I have thousands of amazong product review data as JSON file. I need to process data in python and extract data from fields: "reviewText”, “overall”, and “summary”
The Json file looks like this:
{"reviewerID": "A11N155CW1UV02", "asin": "B000H00VBQ", "reviewerName": "AdrianaM", "helpful": [0, 0], "reviewText": "I had big expectations because I love English TV, in particular Investigative and detective stuff but this guy is really boring. It didn't appeal to me at all.", "overall": 2.0, "summary": "A little bit boring for me", "unixReviewTime": 1399075200, "reviewTime": "05 3, 2014"}
{"reviewerID": "A3BC8O2KCL29V2", "asin": "B000H00VBQ", "reviewerName": "Carol T", "helpful": [0, 0], "reviewText": "I highly recommend this series. It is a must for anyone who is yearning to watch \"grown up\" television. Complex characters and plots to keep one totally involved. Thank you Amazin Prime.", "overall": 5.0, "summary": "Excellent Grown Up TV", "unixReviewTime": 1346630400, "reviewTime": "09 3, 2012"}
{"reviewerID": "A60D5HQFOTSOM", "asin": "B000H00VBQ", "reviewerName": "Daniel Cooper \"dancoopermedia\"", "helpful": [0, 1], "reviewText": "This one is a real snoozer. Don't believe anything you read or hear, it's awful. I had no idea what the title means.
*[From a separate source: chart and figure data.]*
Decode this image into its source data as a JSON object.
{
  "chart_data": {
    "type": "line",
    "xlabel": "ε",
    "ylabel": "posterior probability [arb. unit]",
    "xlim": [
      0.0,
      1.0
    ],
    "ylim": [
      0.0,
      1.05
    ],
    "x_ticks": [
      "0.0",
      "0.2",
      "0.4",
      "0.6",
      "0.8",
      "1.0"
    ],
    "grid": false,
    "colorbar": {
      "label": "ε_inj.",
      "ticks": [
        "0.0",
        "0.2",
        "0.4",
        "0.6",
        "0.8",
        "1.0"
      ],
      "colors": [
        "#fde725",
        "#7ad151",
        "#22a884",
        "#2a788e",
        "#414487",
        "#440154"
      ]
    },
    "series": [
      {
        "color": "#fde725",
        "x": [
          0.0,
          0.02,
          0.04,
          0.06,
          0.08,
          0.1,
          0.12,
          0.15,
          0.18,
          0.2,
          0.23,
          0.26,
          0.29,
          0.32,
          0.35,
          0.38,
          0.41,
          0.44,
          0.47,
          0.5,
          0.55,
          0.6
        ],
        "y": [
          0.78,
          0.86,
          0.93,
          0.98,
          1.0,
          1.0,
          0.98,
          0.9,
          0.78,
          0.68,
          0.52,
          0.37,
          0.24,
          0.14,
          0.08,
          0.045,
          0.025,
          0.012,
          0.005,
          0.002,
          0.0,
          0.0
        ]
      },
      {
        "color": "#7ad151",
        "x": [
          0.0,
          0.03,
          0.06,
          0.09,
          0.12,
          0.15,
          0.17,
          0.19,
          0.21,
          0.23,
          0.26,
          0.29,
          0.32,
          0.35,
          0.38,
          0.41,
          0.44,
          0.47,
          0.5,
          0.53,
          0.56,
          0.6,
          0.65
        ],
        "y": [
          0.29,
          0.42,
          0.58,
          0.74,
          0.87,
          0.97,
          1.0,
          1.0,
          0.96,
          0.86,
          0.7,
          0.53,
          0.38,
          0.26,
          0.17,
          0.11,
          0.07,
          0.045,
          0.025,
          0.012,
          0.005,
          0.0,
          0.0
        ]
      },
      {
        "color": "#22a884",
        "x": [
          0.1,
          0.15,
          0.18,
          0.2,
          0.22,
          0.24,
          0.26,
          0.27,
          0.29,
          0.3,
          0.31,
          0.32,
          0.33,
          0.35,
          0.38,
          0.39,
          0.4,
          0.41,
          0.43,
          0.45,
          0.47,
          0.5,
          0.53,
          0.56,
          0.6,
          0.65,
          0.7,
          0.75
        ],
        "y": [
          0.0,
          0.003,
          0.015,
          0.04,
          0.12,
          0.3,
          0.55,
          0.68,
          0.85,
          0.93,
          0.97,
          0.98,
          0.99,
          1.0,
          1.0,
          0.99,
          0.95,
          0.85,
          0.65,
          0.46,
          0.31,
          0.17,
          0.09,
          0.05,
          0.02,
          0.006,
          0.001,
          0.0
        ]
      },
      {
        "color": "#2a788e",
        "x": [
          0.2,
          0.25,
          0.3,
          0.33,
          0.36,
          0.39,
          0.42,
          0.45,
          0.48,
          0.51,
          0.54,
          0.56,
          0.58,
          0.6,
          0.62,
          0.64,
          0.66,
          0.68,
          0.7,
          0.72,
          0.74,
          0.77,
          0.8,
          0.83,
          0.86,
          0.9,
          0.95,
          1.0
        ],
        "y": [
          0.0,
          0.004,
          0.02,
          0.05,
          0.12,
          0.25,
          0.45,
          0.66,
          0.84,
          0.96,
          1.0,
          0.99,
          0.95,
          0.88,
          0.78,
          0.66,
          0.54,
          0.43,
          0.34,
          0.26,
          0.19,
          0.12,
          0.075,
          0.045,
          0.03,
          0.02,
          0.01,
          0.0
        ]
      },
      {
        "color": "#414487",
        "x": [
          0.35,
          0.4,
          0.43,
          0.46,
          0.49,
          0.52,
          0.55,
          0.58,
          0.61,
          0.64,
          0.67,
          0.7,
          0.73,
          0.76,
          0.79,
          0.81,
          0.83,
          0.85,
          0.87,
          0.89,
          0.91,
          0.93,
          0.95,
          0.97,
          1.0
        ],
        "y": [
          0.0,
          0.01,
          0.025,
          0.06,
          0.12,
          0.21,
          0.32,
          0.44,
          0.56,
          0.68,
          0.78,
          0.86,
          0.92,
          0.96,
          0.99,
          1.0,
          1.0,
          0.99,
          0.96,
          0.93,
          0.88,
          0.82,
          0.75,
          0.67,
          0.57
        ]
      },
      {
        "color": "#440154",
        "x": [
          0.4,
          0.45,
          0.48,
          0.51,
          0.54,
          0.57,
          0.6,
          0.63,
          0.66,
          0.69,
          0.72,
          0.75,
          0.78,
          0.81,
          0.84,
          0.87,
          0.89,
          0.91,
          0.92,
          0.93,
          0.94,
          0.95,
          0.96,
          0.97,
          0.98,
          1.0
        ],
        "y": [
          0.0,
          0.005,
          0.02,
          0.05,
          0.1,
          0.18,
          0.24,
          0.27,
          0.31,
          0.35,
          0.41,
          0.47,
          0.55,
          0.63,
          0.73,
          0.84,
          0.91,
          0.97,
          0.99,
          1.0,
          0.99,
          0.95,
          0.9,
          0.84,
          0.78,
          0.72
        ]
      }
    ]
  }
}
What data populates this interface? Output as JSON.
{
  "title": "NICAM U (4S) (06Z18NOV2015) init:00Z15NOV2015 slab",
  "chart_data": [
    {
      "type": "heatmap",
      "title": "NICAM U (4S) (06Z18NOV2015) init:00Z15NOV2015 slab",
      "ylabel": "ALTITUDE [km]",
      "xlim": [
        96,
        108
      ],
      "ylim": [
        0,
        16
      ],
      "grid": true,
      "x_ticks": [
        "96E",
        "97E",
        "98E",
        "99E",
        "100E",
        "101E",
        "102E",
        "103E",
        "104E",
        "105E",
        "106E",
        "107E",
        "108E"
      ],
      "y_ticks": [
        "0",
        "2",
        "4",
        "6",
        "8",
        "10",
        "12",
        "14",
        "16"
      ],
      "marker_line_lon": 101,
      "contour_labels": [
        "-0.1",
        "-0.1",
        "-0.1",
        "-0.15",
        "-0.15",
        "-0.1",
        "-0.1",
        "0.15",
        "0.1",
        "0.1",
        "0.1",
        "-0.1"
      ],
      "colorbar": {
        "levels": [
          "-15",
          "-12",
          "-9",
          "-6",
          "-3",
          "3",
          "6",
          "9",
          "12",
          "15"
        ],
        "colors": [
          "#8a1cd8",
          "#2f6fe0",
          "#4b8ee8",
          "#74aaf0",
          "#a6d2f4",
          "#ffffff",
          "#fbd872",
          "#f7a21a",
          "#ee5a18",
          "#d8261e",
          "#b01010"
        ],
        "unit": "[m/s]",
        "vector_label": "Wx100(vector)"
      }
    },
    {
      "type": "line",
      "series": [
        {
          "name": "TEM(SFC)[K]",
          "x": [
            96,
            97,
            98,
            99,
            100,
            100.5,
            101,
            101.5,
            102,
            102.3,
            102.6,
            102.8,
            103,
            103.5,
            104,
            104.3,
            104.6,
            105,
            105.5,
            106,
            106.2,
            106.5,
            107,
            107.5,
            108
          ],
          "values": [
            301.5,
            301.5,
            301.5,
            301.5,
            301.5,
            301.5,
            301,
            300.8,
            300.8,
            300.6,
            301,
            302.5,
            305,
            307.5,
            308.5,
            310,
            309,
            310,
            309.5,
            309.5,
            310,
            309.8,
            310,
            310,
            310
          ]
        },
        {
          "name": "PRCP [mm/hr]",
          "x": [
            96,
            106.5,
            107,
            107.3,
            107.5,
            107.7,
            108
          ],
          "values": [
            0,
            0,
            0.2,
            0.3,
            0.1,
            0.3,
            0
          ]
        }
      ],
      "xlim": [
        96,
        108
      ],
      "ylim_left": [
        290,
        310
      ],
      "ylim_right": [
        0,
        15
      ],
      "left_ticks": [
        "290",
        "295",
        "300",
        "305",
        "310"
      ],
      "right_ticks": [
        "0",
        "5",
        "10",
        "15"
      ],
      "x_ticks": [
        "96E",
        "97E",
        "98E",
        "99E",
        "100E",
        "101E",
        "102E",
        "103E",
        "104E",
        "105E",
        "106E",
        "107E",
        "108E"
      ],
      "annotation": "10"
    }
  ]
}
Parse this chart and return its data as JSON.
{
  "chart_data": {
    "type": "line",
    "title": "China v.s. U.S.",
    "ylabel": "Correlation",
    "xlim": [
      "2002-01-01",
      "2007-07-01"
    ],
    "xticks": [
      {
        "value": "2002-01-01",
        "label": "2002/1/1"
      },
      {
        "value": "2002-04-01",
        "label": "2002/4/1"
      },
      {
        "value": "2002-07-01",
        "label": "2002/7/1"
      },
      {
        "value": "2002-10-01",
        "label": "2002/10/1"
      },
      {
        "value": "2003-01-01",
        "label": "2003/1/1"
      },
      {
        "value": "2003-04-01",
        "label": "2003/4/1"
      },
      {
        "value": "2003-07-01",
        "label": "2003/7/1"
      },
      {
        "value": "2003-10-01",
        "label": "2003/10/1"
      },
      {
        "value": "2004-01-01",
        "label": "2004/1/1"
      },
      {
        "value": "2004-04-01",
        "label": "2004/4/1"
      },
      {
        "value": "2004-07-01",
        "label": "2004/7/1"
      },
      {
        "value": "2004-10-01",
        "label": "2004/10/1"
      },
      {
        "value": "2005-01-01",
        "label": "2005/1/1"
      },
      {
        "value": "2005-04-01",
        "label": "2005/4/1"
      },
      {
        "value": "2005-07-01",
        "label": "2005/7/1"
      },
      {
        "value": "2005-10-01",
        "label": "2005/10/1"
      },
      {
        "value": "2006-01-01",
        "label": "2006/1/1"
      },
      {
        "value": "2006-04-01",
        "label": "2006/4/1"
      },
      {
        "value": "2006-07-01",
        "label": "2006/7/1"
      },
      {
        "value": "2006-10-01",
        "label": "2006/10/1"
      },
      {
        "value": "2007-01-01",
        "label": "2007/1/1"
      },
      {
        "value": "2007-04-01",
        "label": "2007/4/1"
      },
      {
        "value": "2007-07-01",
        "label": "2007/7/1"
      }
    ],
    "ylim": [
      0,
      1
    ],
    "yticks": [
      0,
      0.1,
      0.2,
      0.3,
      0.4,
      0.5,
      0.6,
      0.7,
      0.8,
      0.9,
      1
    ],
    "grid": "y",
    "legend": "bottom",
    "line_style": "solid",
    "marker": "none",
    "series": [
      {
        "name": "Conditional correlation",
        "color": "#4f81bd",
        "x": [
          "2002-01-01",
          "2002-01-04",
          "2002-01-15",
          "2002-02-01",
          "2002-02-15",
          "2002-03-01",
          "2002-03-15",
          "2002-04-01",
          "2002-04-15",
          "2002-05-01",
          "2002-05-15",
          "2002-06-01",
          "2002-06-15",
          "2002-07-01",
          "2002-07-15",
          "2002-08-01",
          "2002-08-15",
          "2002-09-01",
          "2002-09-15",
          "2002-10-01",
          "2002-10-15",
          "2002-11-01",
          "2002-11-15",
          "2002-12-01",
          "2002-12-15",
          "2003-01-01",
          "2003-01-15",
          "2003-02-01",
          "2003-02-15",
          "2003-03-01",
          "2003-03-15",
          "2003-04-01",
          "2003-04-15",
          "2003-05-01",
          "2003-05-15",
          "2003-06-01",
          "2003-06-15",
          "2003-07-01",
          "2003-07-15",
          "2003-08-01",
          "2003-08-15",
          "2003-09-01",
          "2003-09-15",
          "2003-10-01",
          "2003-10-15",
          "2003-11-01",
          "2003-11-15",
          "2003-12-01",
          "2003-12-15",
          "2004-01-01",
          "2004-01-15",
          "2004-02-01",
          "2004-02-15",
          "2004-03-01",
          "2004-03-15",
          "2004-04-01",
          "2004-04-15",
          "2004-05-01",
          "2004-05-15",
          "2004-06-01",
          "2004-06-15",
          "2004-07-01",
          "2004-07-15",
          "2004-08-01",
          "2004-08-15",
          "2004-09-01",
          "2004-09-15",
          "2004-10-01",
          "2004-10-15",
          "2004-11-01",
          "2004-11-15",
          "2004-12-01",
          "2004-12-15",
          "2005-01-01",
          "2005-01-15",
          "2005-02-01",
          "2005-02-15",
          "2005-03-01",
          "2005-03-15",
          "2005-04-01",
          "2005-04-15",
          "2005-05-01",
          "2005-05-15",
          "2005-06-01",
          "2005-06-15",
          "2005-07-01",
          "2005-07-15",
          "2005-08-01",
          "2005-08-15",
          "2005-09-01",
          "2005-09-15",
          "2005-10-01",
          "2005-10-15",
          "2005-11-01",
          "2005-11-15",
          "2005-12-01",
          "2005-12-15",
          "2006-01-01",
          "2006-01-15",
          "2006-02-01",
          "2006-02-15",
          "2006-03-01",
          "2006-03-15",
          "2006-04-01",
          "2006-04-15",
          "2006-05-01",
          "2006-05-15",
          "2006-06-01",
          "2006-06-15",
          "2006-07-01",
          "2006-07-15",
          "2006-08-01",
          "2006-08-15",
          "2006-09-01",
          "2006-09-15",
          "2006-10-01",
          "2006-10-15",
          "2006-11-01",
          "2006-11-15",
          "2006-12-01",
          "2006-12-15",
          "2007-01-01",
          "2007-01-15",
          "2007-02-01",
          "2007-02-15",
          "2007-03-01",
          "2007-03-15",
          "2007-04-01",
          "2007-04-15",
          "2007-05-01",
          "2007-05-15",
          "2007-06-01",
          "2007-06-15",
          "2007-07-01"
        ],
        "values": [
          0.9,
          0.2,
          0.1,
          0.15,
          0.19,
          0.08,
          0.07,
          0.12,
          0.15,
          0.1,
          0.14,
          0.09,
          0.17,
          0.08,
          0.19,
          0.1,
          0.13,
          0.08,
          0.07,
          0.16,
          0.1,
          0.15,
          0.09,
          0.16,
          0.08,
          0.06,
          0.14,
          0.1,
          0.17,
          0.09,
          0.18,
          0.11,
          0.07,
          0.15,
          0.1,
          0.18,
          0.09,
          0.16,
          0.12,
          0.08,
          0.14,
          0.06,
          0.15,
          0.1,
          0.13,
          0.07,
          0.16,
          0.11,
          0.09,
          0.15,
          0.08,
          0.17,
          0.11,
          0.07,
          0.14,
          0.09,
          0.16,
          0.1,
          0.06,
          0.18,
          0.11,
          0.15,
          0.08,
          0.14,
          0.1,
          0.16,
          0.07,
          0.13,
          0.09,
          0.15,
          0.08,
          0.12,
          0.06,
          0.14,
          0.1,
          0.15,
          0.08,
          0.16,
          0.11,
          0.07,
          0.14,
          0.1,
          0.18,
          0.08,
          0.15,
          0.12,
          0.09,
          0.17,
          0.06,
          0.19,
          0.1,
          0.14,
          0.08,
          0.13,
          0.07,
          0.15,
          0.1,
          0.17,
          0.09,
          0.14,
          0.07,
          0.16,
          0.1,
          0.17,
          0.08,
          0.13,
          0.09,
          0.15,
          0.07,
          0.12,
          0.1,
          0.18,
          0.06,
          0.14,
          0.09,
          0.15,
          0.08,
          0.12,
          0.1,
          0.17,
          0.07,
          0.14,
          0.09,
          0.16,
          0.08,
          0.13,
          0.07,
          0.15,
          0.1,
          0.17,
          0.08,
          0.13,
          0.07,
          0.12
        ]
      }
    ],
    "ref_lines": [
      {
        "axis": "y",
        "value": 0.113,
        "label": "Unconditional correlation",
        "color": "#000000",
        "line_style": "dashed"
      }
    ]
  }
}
Neither will you.", "overall": 1.0, "summary": "Way too boring for me", "unixReviewTime": 1381881600, "reviewTime": "10 16, 2013"}
I am trying this:
import json
with open('Amazon_Instant_Video_5.json') as json_file:
data = json.load(json_file)
print(data['reviewText']['overal']['summary'])
But it gives me this error:
JSONDecodeError Traceback (most recent call last)
/var/folders/76/9lhw7d657y757vg308n_thww0000gn/T/ipykernel_4272/378691339.py in <module>
2
3 with open('Amazon_Instant_Video_5.json') as json_file:
----> 4 data = json.load(json_file)
5 print(data['reviewText']['overal']['summary'])
~/opt/anaconda3/lib/python3.9/json/__init__.py in load(fp, cls, object_hook, parse_float, parse_int, parse_constant, object_pairs_hook, **kw)
291 kwarg; otherwise ``JSONDecoder`` is used.
292 """
--> 293 return loads(fp.read(),
294 cls=cls, object_hook=object_hook,
295 parse_float=parse_float, parse_int=parse_int,
~/opt/anaconda3/lib/python3.9/json/__init__.py in loads(s, cls, object_hook, parse_float, parse_int, parse_constant, object_pairs_hook, **kw)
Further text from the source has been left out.